Dientamoeba fragilis is a flagellated protozoan which, unlike other intestinal protozoan parasites, does not have a cyst stage. Neither its epidemiology nor its route of transmission is completely known. It is infrequently found in association with other parasitic intestinal pathogens with the exception of pinworm infestations, where the prevalence of infections with both organisms is ninefold greater than would be expected based on just a random association (1).

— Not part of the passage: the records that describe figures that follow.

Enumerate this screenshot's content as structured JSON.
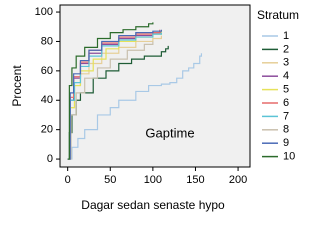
{
  "chart_data": {
    "type": "line",
    "step": "post",
    "xlabel": "Dagar sedan senaste hypo",
    "ylabel": "Procent",
    "annotation": "Gaptime",
    "legend_title": "Stratum",
    "legend": "right",
    "xlim": [
      -9,
      214
    ],
    "ylim": [
      -5.4,
      104.8
    ],
    "xticks": [
      0,
      50,
      100,
      150,
      200
    ],
    "yticks": [
      0,
      20,
      40,
      60,
      80,
      100
    ],
    "series": [
      {
        "name": "1",
        "color": "#a9c9e6",
        "x": [
          0,
          5,
          12,
          20,
          35,
          50,
          60,
          80,
          95,
          110,
          120,
          128,
          135,
          142,
          148,
          155,
          157
        ],
        "values": [
          0,
          8,
          14,
          20,
          30,
          35,
          40,
          46,
          50,
          51,
          52,
          55,
          60,
          62,
          65,
          70,
          72
        ]
      },
      {
        "name": "2",
        "color": "#1e5c36",
        "x": [
          0,
          2,
          5,
          10,
          15,
          30,
          45,
          60,
          75,
          90,
          110,
          115,
          118
        ],
        "values": [
          0,
          18,
          30,
          40,
          45,
          55,
          60,
          65,
          68,
          70,
          73,
          75,
          77
        ]
      },
      {
        "name": "3",
        "color": "#e6cf98",
        "x": [
          0,
          3,
          8,
          15,
          25,
          40,
          60,
          80,
          100,
          110
        ],
        "values": [
          0,
          35,
          50,
          58,
          65,
          72,
          76,
          80,
          82,
          84
        ]
      },
      {
        "name": "4",
        "color": "#8c4d9c",
        "x": [
          0,
          3,
          7,
          15,
          25,
          40,
          60,
          80,
          100,
          110
        ],
        "values": [
          0,
          40,
          55,
          65,
          72,
          78,
          82,
          84,
          86,
          87
        ]
      },
      {
        "name": "5",
        "color": "#e6e25a",
        "x": [
          0,
          3,
          8,
          15,
          30,
          45,
          60,
          80,
          100,
          110
        ],
        "values": [
          0,
          35,
          50,
          60,
          68,
          75,
          80,
          83,
          85,
          87
        ]
      },
      {
        "name": "6",
        "color": "#e66a6a",
        "x": [
          0,
          3,
          7,
          15,
          25,
          40,
          60,
          80,
          100,
          108
        ],
        "values": [
          0,
          42,
          56,
          66,
          74,
          79,
          83,
          85,
          86,
          88
        ]
      },
      {
        "name": "7",
        "color": "#5bc4d6",
        "x": [
          0,
          3,
          8,
          15,
          25,
          40,
          60,
          80,
          100,
          110
        ],
        "values": [
          0,
          40,
          52,
          63,
          70,
          77,
          81,
          83,
          85,
          86
        ]
      },
      {
        "name": "8",
        "color": "#c9c0ae",
        "x": [
          0,
          4,
          10,
          20,
          35,
          50,
          70,
          90,
          100
        ],
        "values": [
          0,
          30,
          45,
          55,
          62,
          68,
          74,
          78,
          80
        ]
      },
      {
        "name": "9",
        "color": "#4a6ab6",
        "x": [
          0,
          3,
          7,
          15,
          25,
          40,
          60,
          80,
          100,
          110
        ],
        "values": [
          0,
          45,
          58,
          67,
          74,
          80,
          84,
          86,
          87,
          88
        ]
      },
      {
        "name": "10",
        "color": "#2b6b2b",
        "x": [
          0,
          2,
          5,
          10,
          20,
          35,
          50,
          65,
          80,
          95,
          100
        ],
        "values": [
          0,
          50,
          62,
          70,
          76,
          82,
          86,
          88,
          90,
          92,
          93
        ]
      }
    ]
  }
}
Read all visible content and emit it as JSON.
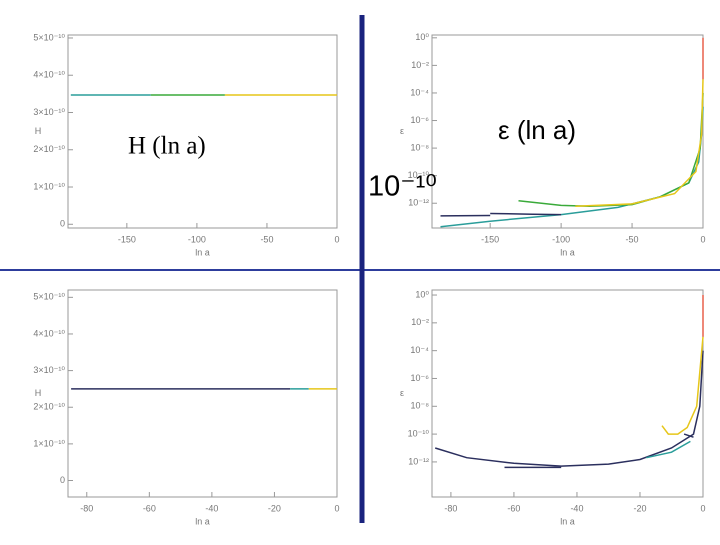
{
  "annotations": [
    "H (ln a)",
    "ε (ln a)",
    "10⁻¹⁰"
  ],
  "chart_data": [
    {
      "type": "line",
      "xlabel": "ln a",
      "ylabel": "H",
      "log_y": false,
      "xlim": [
        -192,
        0
      ],
      "xticks": [
        -150,
        -100,
        -50,
        0
      ],
      "ylim": [
        -1e-11,
        5.08e-10
      ],
      "yticks": [
        0,
        {
          "value": 1e-10,
          "label": "1×10⁻¹⁰"
        },
        {
          "value": 2e-10,
          "label": "2×10⁻¹⁰"
        },
        {
          "value": 3e-10,
          "label": "3×10⁻¹⁰"
        },
        {
          "value": 4e-10,
          "label": "4×10⁻¹⁰"
        },
        {
          "value": 5e-10,
          "label": "5×10⁻¹⁰"
        }
      ],
      "series": [
        {
          "color": "#2a9d9a",
          "x": [
            -190,
            -133
          ],
          "values": [
            3.47e-10,
            3.47e-10
          ]
        },
        {
          "color": "#3aaa3a",
          "x": [
            -133,
            -80
          ],
          "values": [
            3.47e-10,
            3.47e-10
          ]
        },
        {
          "color": "#e6c619",
          "x": [
            -80,
            0
          ],
          "values": [
            3.47e-10,
            3.47e-10
          ]
        }
      ]
    },
    {
      "type": "line",
      "xlabel": "ln a",
      "ylabel": "ε",
      "log_y": true,
      "xlim": [
        -191,
        0
      ],
      "xticks": [
        -150,
        -100,
        -50,
        0
      ],
      "ylim": [
        1.6e-14,
        1.6
      ],
      "yticks": [
        {
          "value": 1,
          "label": "10⁰"
        },
        {
          "value": 0.01,
          "label": "10⁻²"
        },
        {
          "value": 0.0001,
          "label": "10⁻⁴"
        },
        {
          "value": 1e-06,
          "label": "10⁻⁶"
        },
        {
          "value": 1e-08,
          "label": "10⁻⁸"
        },
        {
          "value": 1e-10,
          "label": "10⁻¹⁰"
        },
        {
          "value": 1e-12,
          "label": "10⁻¹²"
        }
      ],
      "series": [
        {
          "color": "#2a9d9a",
          "x": [
            -185,
            -150,
            -100,
            -60,
            -30,
            -10,
            -3,
            -1,
            0
          ],
          "values": [
            2e-14,
            5e-14,
            1.5e-13,
            5e-13,
            3e-12,
            3e-11,
            1e-09,
            1e-07,
            1e-05
          ]
        },
        {
          "color": "#2b2f5e",
          "x": [
            -185,
            -150
          ],
          "values": [
            1.2e-13,
            1.3e-13
          ]
        },
        {
          "color": "#2b2f5e",
          "x": [
            -150,
            -120,
            -100
          ],
          "values": [
            1.8e-13,
            1.6e-13,
            1.5e-13
          ]
        },
        {
          "color": "#3aaa3a",
          "x": [
            -130,
            -100,
            -80,
            -50,
            -30,
            -10,
            -2,
            0
          ],
          "values": [
            1.5e-12,
            7e-13,
            6e-13,
            8e-13,
            3e-12,
            3e-11,
            1e-08,
            0.0001
          ]
        },
        {
          "color": "#e6c619",
          "x": [
            -90,
            -50,
            -20,
            -5,
            -1,
            0
          ],
          "values": [
            6e-13,
            9e-13,
            5e-12,
            2e-10,
            1e-07,
            0.001
          ]
        },
        {
          "color": "#e8604a",
          "x": [
            0,
            0
          ],
          "values": [
            0.001,
            1
          ]
        }
      ]
    },
    {
      "type": "line",
      "xlabel": "ln a",
      "ylabel": "H",
      "log_y": false,
      "xlim": [
        -86,
        0
      ],
      "xticks": [
        -80,
        -60,
        -40,
        -20,
        0
      ],
      "ylim": [
        -4.5e-11,
        5.2e-10
      ],
      "yticks": [
        0,
        {
          "value": 1e-10,
          "label": "1×10⁻¹⁰"
        },
        {
          "value": 2e-10,
          "label": "2×10⁻¹⁰"
        },
        {
          "value": 3e-10,
          "label": "3×10⁻¹⁰"
        },
        {
          "value": 4e-10,
          "label": "4×10⁻¹⁰"
        },
        {
          "value": 5e-10,
          "label": "5×10⁻¹⁰"
        }
      ],
      "series": [
        {
          "color": "#2b2f5e",
          "x": [
            -85,
            -15
          ],
          "values": [
            2.5e-10,
            2.5e-10
          ]
        },
        {
          "color": "#2a9d9a",
          "x": [
            -15,
            -9
          ],
          "values": [
            2.5e-10,
            2.5e-10
          ]
        },
        {
          "color": "#e6c619",
          "x": [
            -9,
            0
          ],
          "values": [
            2.5e-10,
            2.5e-10
          ]
        }
      ]
    },
    {
      "type": "line",
      "xlabel": "ln a",
      "ylabel": "ε",
      "log_y": true,
      "xlim": [
        -86,
        0
      ],
      "xticks": [
        -80,
        -60,
        -40,
        -20,
        0
      ],
      "ylim": [
        3e-15,
        2.3
      ],
      "yticks": [
        {
          "value": 1,
          "label": "10⁰"
        },
        {
          "value": 0.01,
          "label": "10⁻²"
        },
        {
          "value": 0.0001,
          "label": "10⁻⁴"
        },
        {
          "value": 1e-06,
          "label": "10⁻⁶"
        },
        {
          "value": 1e-08,
          "label": "10⁻⁸"
        },
        {
          "value": 1e-10,
          "label": "10⁻¹⁰"
        },
        {
          "value": 1e-12,
          "label": "10⁻¹²"
        }
      ],
      "series": [
        {
          "color": "#2b2f5e",
          "x": [
            -85,
            -75,
            -60,
            -45,
            -30,
            -20,
            -10,
            -3,
            -1,
            0
          ],
          "values": [
            1e-11,
            2e-12,
            8e-13,
            5e-13,
            7e-13,
            1.5e-12,
            1e-11,
            1e-10,
            1e-08,
            0.0001
          ]
        },
        {
          "color": "#2b2f5e",
          "x": [
            -63,
            -45
          ],
          "values": [
            4e-13,
            4e-13
          ]
        },
        {
          "color": "#2a9d9a",
          "x": [
            -18,
            -10,
            -4
          ],
          "values": [
            2e-12,
            5e-12,
            3e-11
          ]
        },
        {
          "color": "#e6c619",
          "x": [
            -13,
            -11,
            -8,
            -5,
            -2,
            0
          ],
          "values": [
            4e-10,
            1e-10,
            1e-10,
            3e-10,
            1e-08,
            0.001
          ]
        },
        {
          "color": "#2b2f5e",
          "x": [
            -6,
            -3
          ],
          "values": [
            1e-10,
            6e-11
          ]
        },
        {
          "color": "#e8604a",
          "x": [
            0,
            0
          ],
          "values": [
            0.001,
            1
          ]
        }
      ]
    }
  ]
}
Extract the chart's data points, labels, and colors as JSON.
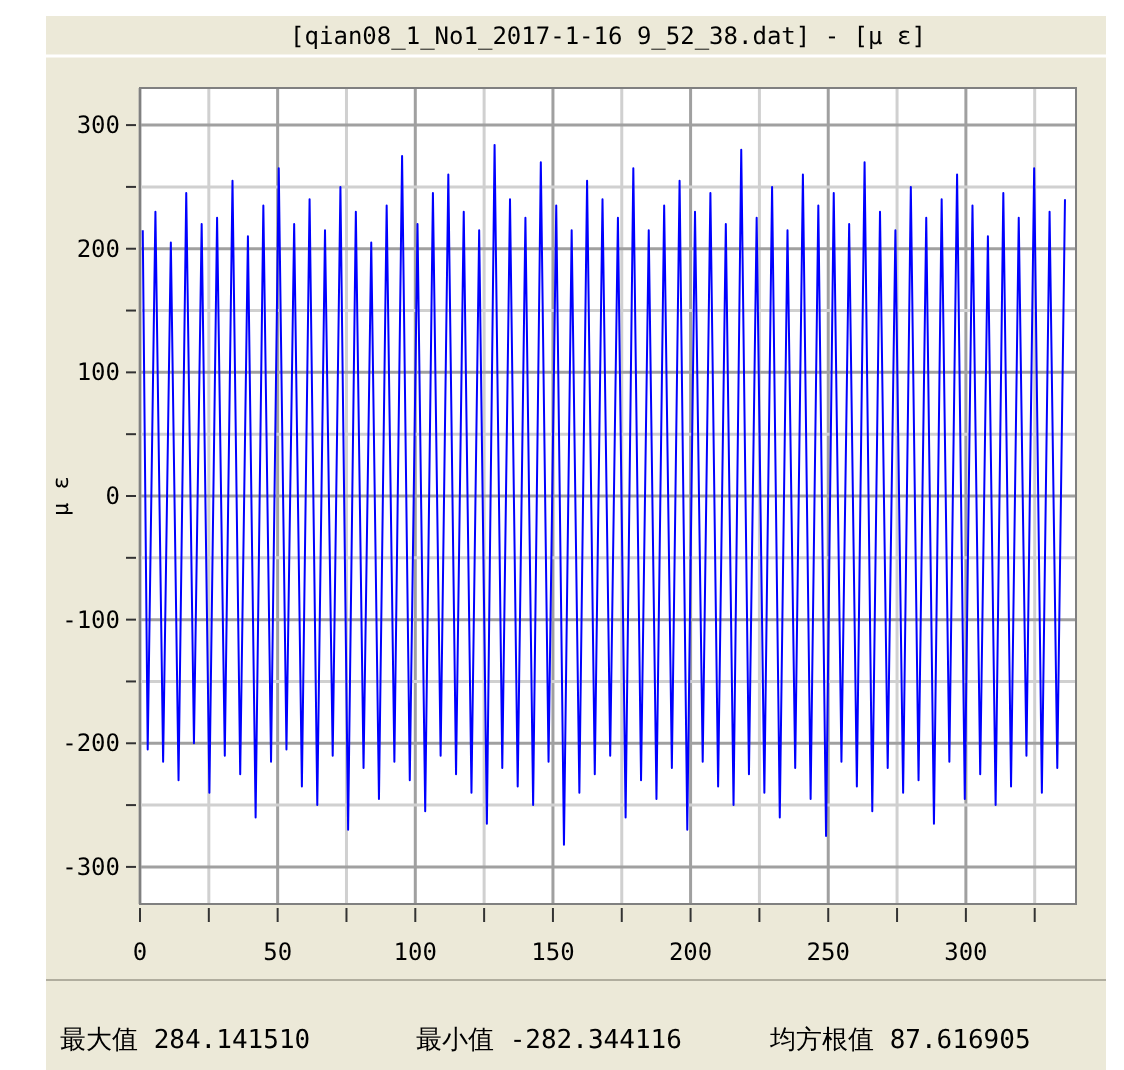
{
  "chart_data": {
    "type": "line",
    "title": "[qian08_1_No1_2017-1-16 9_52_38.dat] - [μ ε]",
    "ylabel": "μ ε",
    "xlim": [
      0,
      340
    ],
    "ylim": [
      -330,
      330
    ],
    "xticks": [
      0,
      {
        "value": 25,
        "label": null
      },
      50,
      {
        "value": 75,
        "label": null
      },
      100,
      {
        "value": 125,
        "label": null
      },
      150,
      {
        "value": 175,
        "label": null
      },
      200,
      {
        "value": 225,
        "label": null
      },
      250,
      {
        "value": 275,
        "label": null
      },
      300,
      {
        "value": 325,
        "label": null
      }
    ],
    "yticks": [
      -300,
      {
        "value": -250,
        "label": null
      },
      -200,
      {
        "value": -150,
        "label": null
      },
      -100,
      {
        "value": -50,
        "label": null
      },
      0,
      {
        "value": 50,
        "label": null
      },
      100,
      {
        "value": 150,
        "label": null
      },
      200,
      {
        "value": 250,
        "label": null
      },
      300
    ],
    "grid": true,
    "marker": "none",
    "line_style": "solid",
    "annotations": [
      "最大值 284.141510",
      "最小值 -282.344116",
      "均方根值 87.616905"
    ],
    "series": [
      {
        "color": "#0000ff",
        "x": [
          1,
          2.8,
          5.6,
          8.4,
          11.2,
          14,
          16.8,
          19.6,
          22.4,
          25.2,
          28,
          30.8,
          33.6,
          36.4,
          39.2,
          42,
          44.8,
          47.6,
          50.4,
          53.2,
          56,
          58.8,
          61.6,
          64.4,
          67.2,
          70,
          72.8,
          75.6,
          78.4,
          81.2,
          84,
          86.8,
          89.6,
          92.4,
          95.2,
          98,
          100.8,
          103.6,
          106.4,
          109.2,
          112,
          114.8,
          117.6,
          120.4,
          123.2,
          126,
          128.8,
          131.6,
          134.4,
          137.2,
          140,
          142.8,
          145.6,
          148.4,
          151.2,
          154,
          156.8,
          159.6,
          162.4,
          165.2,
          168,
          170.8,
          173.6,
          176.4,
          179.2,
          182,
          184.8,
          187.6,
          190.4,
          193.2,
          196,
          198.8,
          201.6,
          204.4,
          207.2,
          210,
          212.8,
          215.6,
          218.4,
          221.2,
          224,
          226.8,
          229.6,
          232.4,
          235.2,
          238,
          240.8,
          243.6,
          246.4,
          249.2,
          252,
          254.8,
          257.6,
          260.4,
          263.2,
          266,
          268.8,
          271.6,
          274.4,
          277.2,
          280,
          282.8,
          285.6,
          288.4,
          291.2,
          294,
          296.8,
          299.6,
          302.4,
          305.2,
          308,
          310.8,
          313.6,
          316.4,
          319.2,
          322,
          324.8,
          327.6,
          330.4,
          333.2,
          336
        ],
        "values": [
          215,
          -205,
          230,
          -215,
          205,
          -230,
          245,
          -200,
          220,
          -240,
          225,
          -210,
          255,
          -225,
          210,
          -260,
          235,
          -215,
          265,
          -205,
          220,
          -235,
          240,
          -250,
          215,
          -210,
          250,
          -270,
          230,
          -220,
          205,
          -245,
          235,
          -215,
          275,
          -230,
          220,
          -255,
          245,
          -210,
          260,
          -225,
          230,
          -240,
          215,
          -265,
          284,
          -220,
          240,
          -235,
          225,
          -250,
          270,
          -215,
          235,
          -282,
          215,
          -240,
          255,
          -225,
          240,
          -210,
          225,
          -260,
          265,
          -230,
          215,
          -245,
          235,
          -220,
          255,
          -270,
          230,
          -215,
          245,
          -235,
          220,
          -250,
          280,
          -225,
          225,
          -240,
          250,
          -260,
          215,
          -220,
          260,
          -245,
          235,
          -275,
          245,
          -215,
          220,
          -235,
          270,
          -255,
          230,
          -220,
          215,
          -240,
          250,
          -230,
          225,
          -265,
          240,
          -215,
          260,
          -245,
          235,
          -225,
          210,
          -250,
          245,
          -235,
          225,
          -210,
          265,
          -240,
          230,
          -220,
          240
        ]
      }
    ]
  }
}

D fragilis is believed to be transmitted between human hosts inside helminth eggs or larvae, particularly those of Enterobius vermicularis. The evidence for this is the frequent association between the two organisms and the presence of bodies inside the helminth eggs, which resemble D fragilis (1,2). The prevalence of the parasite in stools varies from 0.2% to more than 19%, depending upon the population studied. The prevalence was 4.2% in one large study, involving approximately 43,000 diagnostic specimens submitted to the parasitology laboratory in Toronto from 1970 through 1974 (1). In another study in Calgary involving 2652 diagnostic stool specimens submitted from 1532 children hospitalized or attending the general pediatric or gastroenterology out-patient clinics from July 1989 through June 1992, D fragilis was only detected in 33 (0.2%) of children (3). A similar analysis was done at the Children’s Hospital of Eastern Ontario in Ottawa from 1989 to 1993, and D fragilis was found in 2.6% of submitted specimens (4). However, in a study conducted in Toronto day cares in 1981, the prevalence of D fragilis, based on examination of a single stool specimen, was 8.6% among 900 attendees and 4% among 146 adult employees (5). In this study, there was no apparent association with any symptoms. Finally, Chan et al (4) recently reported that 91% of healthy children, ranging from six months to age 19 years, had specific antibodies against D fragilis, implying an almost universal exposure to the parasite over time.
THE DISEASE
There continues to be debate concerning whether the organism is a harmless commensal or is pathogenic. D fragilis infests the large intestine and, while its presence can be observed in the intestinal crypts on biopsy, it does not actively invade the gastrointestinal tract. In a number of small or uncontrolled studies, it has been associated with vague abdominal pain, bloating, diarrhea, fatigue, weight loss and anorexia (6–9). In one study, eosinophilia was noted among 50% of infected children (7). Because it does not penetrate the host tissue, these symptoms may be due to irritation stimulating colonic motility. The eosinophilia may be related, in some instances, to pinworm and other parasite co-infections.
DIAGNOSIS
Diagnosis is by microscopic examination of fresh stool or stool that has been preserved specifically for parasitic examination. The organism can be difficult to detect and three or more samples may be necessary in order to establish the diagnosis of infection (8). Generally, sensitivity is improved if stained, preserved stool specimens are used.
TREATMENT
When this parasite is detected, a search for co-infection with E vermicularis should also be completed, in view of the frequent association between the two parasites. The decision concerning whether to offer specific treatment depends upon the clinical status of the patient. If the child is symptomatic, most experts would recommend a treatment trial to determine whether symptoms can be relieved. If they are not, another diagnosis for the child’s problem should be explored. If the child is asymptomatic, treatment is likely not necessary. If co-infection with E vermicularis is also demonstrated, specific therapy for this parasite is recommended for both the child and the family.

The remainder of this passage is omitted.